Chacun de ses actes, de ses mouvements, chacune de
ses pensées, de ses aspirations, en même temps qu'ils
l'enracinent plus profondément en l'amour, sont comme un écho du
Sanctus éternel.
Le
Ciel dans la foi |
Devenir
louange
Découvrir
sa vocation de louange n’est pas pour Élisabeth de la Trinité s'engager dans une voie très particulière qui ne conviendrait qu’à elle
seule. C’est au contraire se laisser devenir parole de Dieu pour
éclairer chacun sur l’appel qui lui est adressé – à lui aussi - à
devenir un être de louange, exprimant ainsi sa réponse à Celui qui nous
a trop aimé.
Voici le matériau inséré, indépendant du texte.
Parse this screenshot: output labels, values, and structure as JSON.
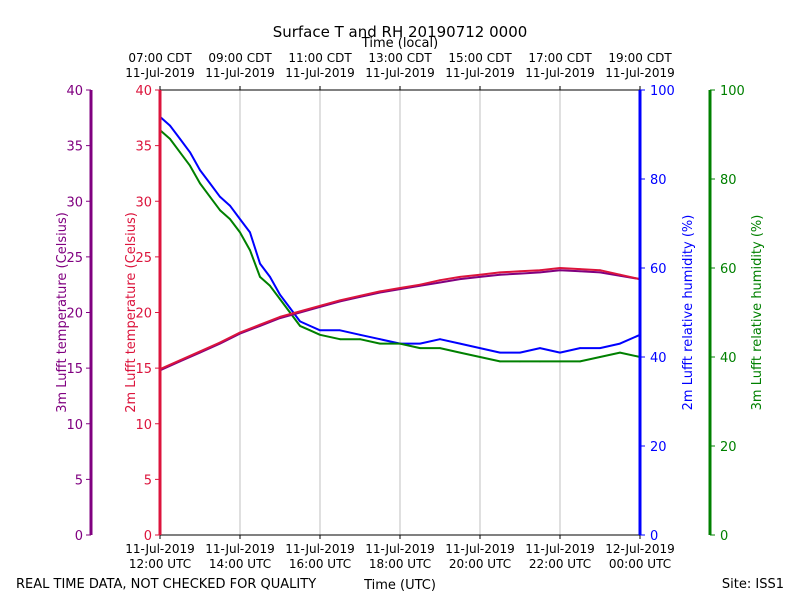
{
  "chart_data": {
    "type": "line",
    "title": "Surface T and RH 20190712 0000",
    "top_axis_title": "Time (local)",
    "xlabel": "Time (UTC)",
    "footer_left": "REAL TIME DATA, NOT CHECKED FOR QUALITY",
    "footer_right": "Site: ISS1",
    "x_hours_range": [
      12,
      24
    ],
    "bottom_ticks": [
      {
        "hour": 12,
        "line1": "11-Jul-2019",
        "line2": "12:00 UTC"
      },
      {
        "hour": 14,
        "line1": "11-Jul-2019",
        "line2": "14:00 UTC"
      },
      {
        "hour": 16,
        "line1": "11-Jul-2019",
        "line2": "16:00 UTC"
      },
      {
        "hour": 18,
        "line1": "11-Jul-2019",
        "line2": "18:00 UTC"
      },
      {
        "hour": 20,
        "line1": "11-Jul-2019",
        "line2": "20:00 UTC"
      },
      {
        "hour": 22,
        "line1": "11-Jul-2019",
        "line2": "22:00 UTC"
      },
      {
        "hour": 24,
        "line1": "12-Jul-2019",
        "line2": "00:00 UTC"
      }
    ],
    "top_ticks": [
      {
        "hour": 12,
        "line1": "07:00 CDT",
        "line2": "11-Jul-2019"
      },
      {
        "hour": 14,
        "line1": "09:00 CDT",
        "line2": "11-Jul-2019"
      },
      {
        "hour": 16,
        "line1": "11:00 CDT",
        "line2": "11-Jul-2019"
      },
      {
        "hour": 18,
        "line1": "13:00 CDT",
        "line2": "11-Jul-2019"
      },
      {
        "hour": 20,
        "line1": "15:00 CDT",
        "line2": "11-Jul-2019"
      },
      {
        "hour": 22,
        "line1": "17:00 CDT",
        "line2": "11-Jul-2019"
      },
      {
        "hour": 24,
        "line1": "19:00 CDT",
        "line2": "11-Jul-2019"
      }
    ],
    "axes": {
      "temp3m": {
        "label": "3m Lufft temperature (Celsius)",
        "range": [
          0,
          40
        ],
        "ticks": [
          0,
          5,
          10,
          15,
          20,
          25,
          30,
          35,
          40
        ],
        "color": "#800080"
      },
      "temp2m": {
        "label": "2m Lufft temperature (Celsius)",
        "range": [
          0,
          40
        ],
        "ticks": [
          0,
          5,
          10,
          15,
          20,
          25,
          30,
          35,
          40
        ],
        "color": "#dc143c"
      },
      "rh2m": {
        "label": "2m Lufft relative humidity (%)",
        "range": [
          0,
          100
        ],
        "ticks": [
          0,
          20,
          40,
          60,
          80,
          100
        ],
        "color": "#0000ff"
      },
      "rh3m": {
        "label": "3m Lufft relative humidity (%)",
        "range": [
          0,
          100
        ],
        "ticks": [
          0,
          20,
          40,
          60,
          80,
          100
        ],
        "color": "#008000"
      }
    },
    "series": [
      {
        "name": "2m Lufft relative humidity (%)",
        "axis": "rh2m",
        "color": "#0000ff",
        "x": [
          12.0,
          12.25,
          12.5,
          12.75,
          13.0,
          13.25,
          13.5,
          13.75,
          14.0,
          14.25,
          14.5,
          14.75,
          15.0,
          15.25,
          15.5,
          15.75,
          16.0,
          16.5,
          17.0,
          17.5,
          18.0,
          18.5,
          19.0,
          19.5,
          20.0,
          20.5,
          21.0,
          21.5,
          22.0,
          22.5,
          23.0,
          23.5,
          24.0
        ],
        "values": [
          94,
          92,
          89,
          86,
          82,
          79,
          76,
          74,
          71,
          68,
          61,
          58,
          54,
          51,
          48,
          47,
          46,
          46,
          45,
          44,
          43,
          43,
          44,
          43,
          42,
          41,
          41,
          42,
          41,
          42,
          42,
          43,
          45
        ]
      },
      {
        "name": "3m Lufft relative humidity (%)",
        "axis": "rh3m",
        "color": "#008000",
        "x": [
          12.0,
          12.25,
          12.5,
          12.75,
          13.0,
          13.25,
          13.5,
          13.75,
          14.0,
          14.25,
          14.5,
          14.75,
          15.0,
          15.25,
          15.5,
          15.75,
          16.0,
          16.5,
          17.0,
          17.5,
          18.0,
          18.5,
          19.0,
          19.5,
          20.0,
          20.5,
          21.0,
          21.5,
          22.0,
          22.5,
          23.0,
          23.5,
          24.0
        ],
        "values": [
          91,
          89,
          86,
          83,
          79,
          76,
          73,
          71,
          68,
          64,
          58,
          56,
          53,
          50,
          47,
          46,
          45,
          44,
          44,
          43,
          43,
          42,
          42,
          41,
          40,
          39,
          39,
          39,
          39,
          39,
          40,
          41,
          40
        ]
      },
      {
        "name": "3m Lufft temperature (Celsius)",
        "axis": "temp3m",
        "color": "#800080",
        "x": [
          12.0,
          12.5,
          13.0,
          13.5,
          14.0,
          14.5,
          15.0,
          15.5,
          16.0,
          16.5,
          17.0,
          17.5,
          18.0,
          18.5,
          19.0,
          19.5,
          20.0,
          20.5,
          21.0,
          21.5,
          22.0,
          22.5,
          23.0,
          23.5,
          24.0
        ],
        "values": [
          14.8,
          15.6,
          16.4,
          17.2,
          18.1,
          18.8,
          19.5,
          20.0,
          20.5,
          21.0,
          21.4,
          21.8,
          22.1,
          22.4,
          22.7,
          23.0,
          23.2,
          23.4,
          23.5,
          23.6,
          23.8,
          23.7,
          23.6,
          23.3,
          23.0
        ]
      },
      {
        "name": "2m Lufft temperature (Celsius)",
        "axis": "temp2m",
        "color": "#dc143c",
        "x": [
          12.0,
          12.5,
          13.0,
          13.5,
          14.0,
          14.5,
          15.0,
          15.5,
          16.0,
          16.5,
          17.0,
          17.5,
          18.0,
          18.5,
          19.0,
          19.5,
          20.0,
          20.5,
          21.0,
          21.5,
          22.0,
          22.5,
          23.0,
          23.5,
          24.0
        ],
        "values": [
          14.9,
          15.7,
          16.5,
          17.3,
          18.2,
          18.9,
          19.6,
          20.1,
          20.6,
          21.1,
          21.5,
          21.9,
          22.2,
          22.5,
          22.9,
          23.2,
          23.4,
          23.6,
          23.7,
          23.8,
          24.0,
          23.9,
          23.8,
          23.4,
          23.0
        ]
      }
    ]
  }
}
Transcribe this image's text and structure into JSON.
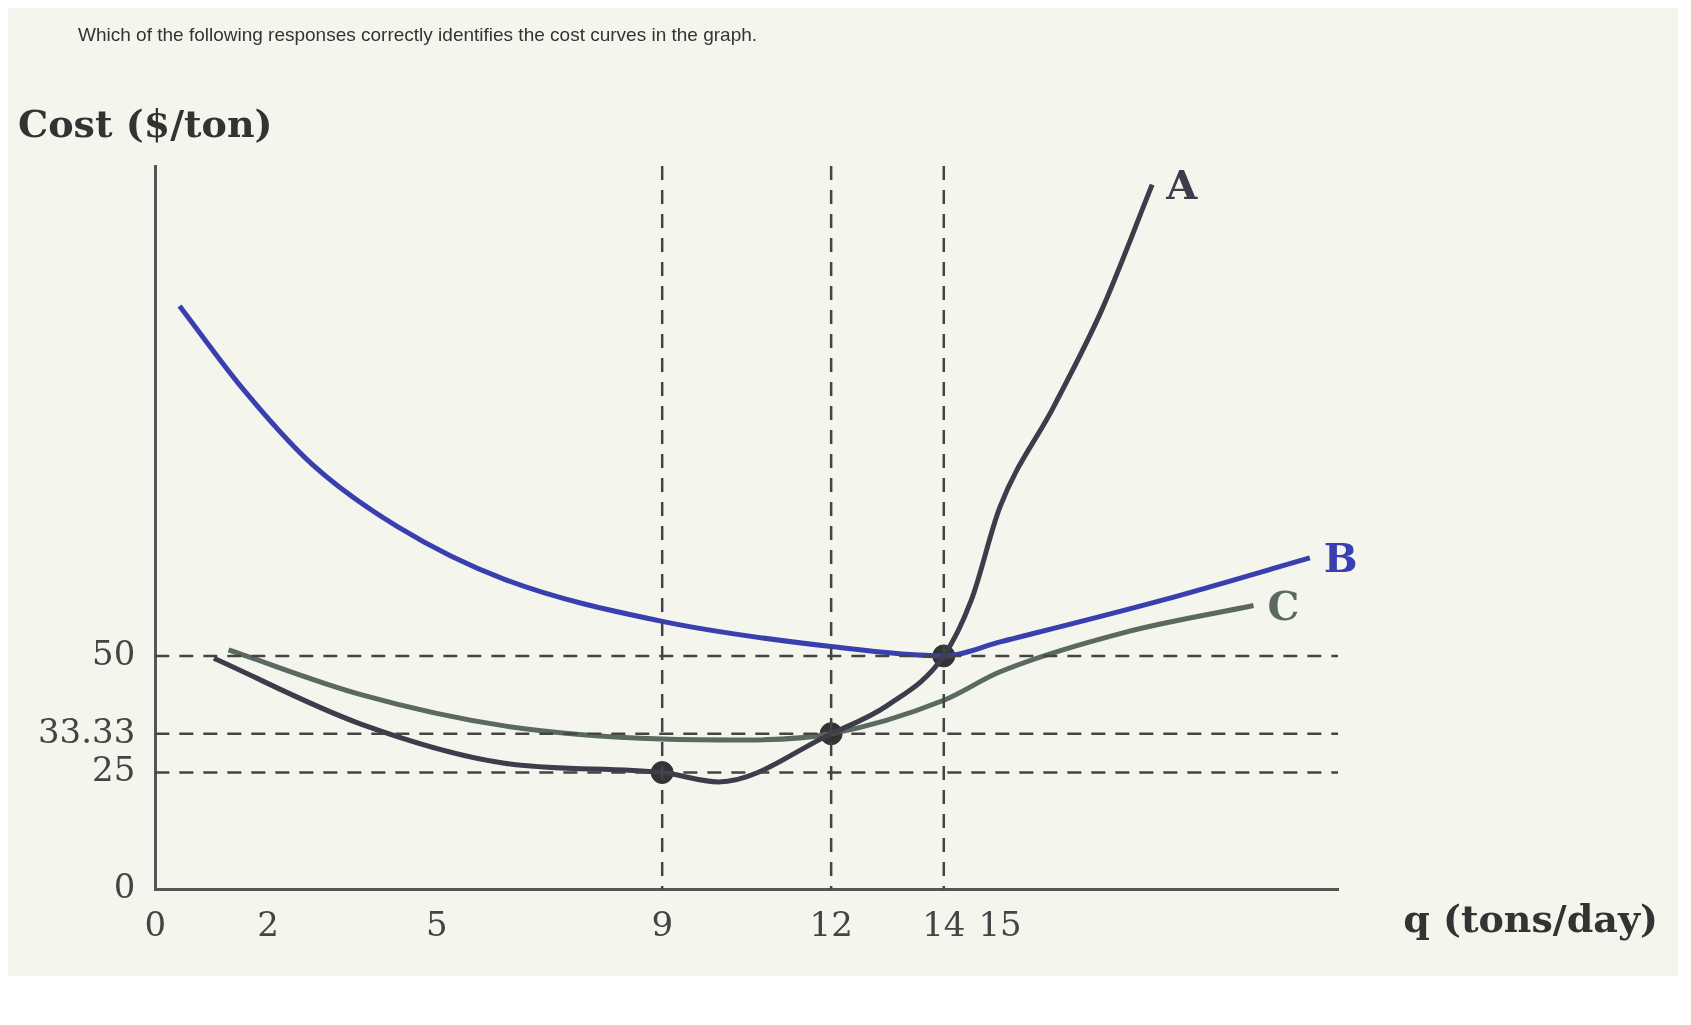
{
  "chart_data": {
    "type": "line",
    "title": "Which of the following responses correctly identifies the cost curves in the graph.",
    "xlabel": "q (tons/day)",
    "ylabel": "Cost ($/ton)",
    "xlim": [
      0,
      21
    ],
    "ylim": [
      0,
      155
    ],
    "xticks": [
      0,
      2,
      5,
      9,
      12,
      14,
      15
    ],
    "yticks": [
      0,
      25,
      33.33,
      50
    ],
    "grid": false,
    "legend": false,
    "marker": "none",
    "line_style": "solid",
    "series": [
      {
        "name": "A",
        "color": "#3c3c4a",
        "x": [
          1.04,
          3.65,
          6.2,
          9,
          10,
          12,
          13,
          14,
          14.49,
          15,
          15.96,
          16.8,
          17.7
        ],
        "values": [
          49.5,
          35.4,
          27,
          25,
          23,
          33.33,
          39.4,
          50,
          62,
          82,
          103.6,
          124,
          151
        ]
      },
      {
        "name": "B",
        "color": "#3a3fb0",
        "x": [
          0.43,
          1.57,
          2.79,
          4.3,
          6.2,
          9,
          12,
          14,
          15,
          17.9,
          20.5
        ],
        "values": [
          125,
          107,
          91,
          77.7,
          66.4,
          57.4,
          52,
          50,
          53,
          62,
          71
        ]
      },
      {
        "name": "C",
        "color": "#5a6a60",
        "x": [
          1.3,
          3.65,
          6.2,
          9,
          10.5,
          12,
          14,
          15,
          17.2,
          19.5
        ],
        "values": [
          51.3,
          41.7,
          35,
          32.2,
          32,
          33.33,
          40.5,
          46.6,
          55,
          60.8
        ]
      },
      {
        "type": "scatter",
        "marker": "circle",
        "color": "#333333",
        "x": [
          9,
          12,
          14
        ],
        "values": [
          25,
          33.33,
          50
        ]
      }
    ],
    "ref_lines": [
      {
        "axis": "y",
        "value": 50,
        "line_style": "dashed",
        "color": "#444444"
      },
      {
        "axis": "y",
        "value": 33.33,
        "line_style": "dashed",
        "color": "#444444"
      },
      {
        "axis": "y",
        "value": 25,
        "line_style": "dashed",
        "color": "#444444"
      },
      {
        "axis": "x",
        "value": 9,
        "line_style": "dashed",
        "color": "#444444"
      },
      {
        "axis": "x",
        "value": 12,
        "line_style": "dashed",
        "color": "#444444"
      },
      {
        "axis": "x",
        "value": 14,
        "line_style": "dashed",
        "color": "#444444"
      }
    ]
  }
}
Si " Au Ciel " chaque âme est une
louange de gloire au Père, au Verbe, à l'Esprit Saint, parce que chaque
âme est fixée dans le pur amour et " ne vit plus de sa vie propre,
mais de la vie de Dieu [Le ciel dans la foi], la vocation pour la
louange tend à nous emmener vers l’état de ceux qui jouissent déjà d’une
vision de Dieu plus claire. Et cette vocation nous rejoint tous, car l’amour
de Dieu nous appelle tous.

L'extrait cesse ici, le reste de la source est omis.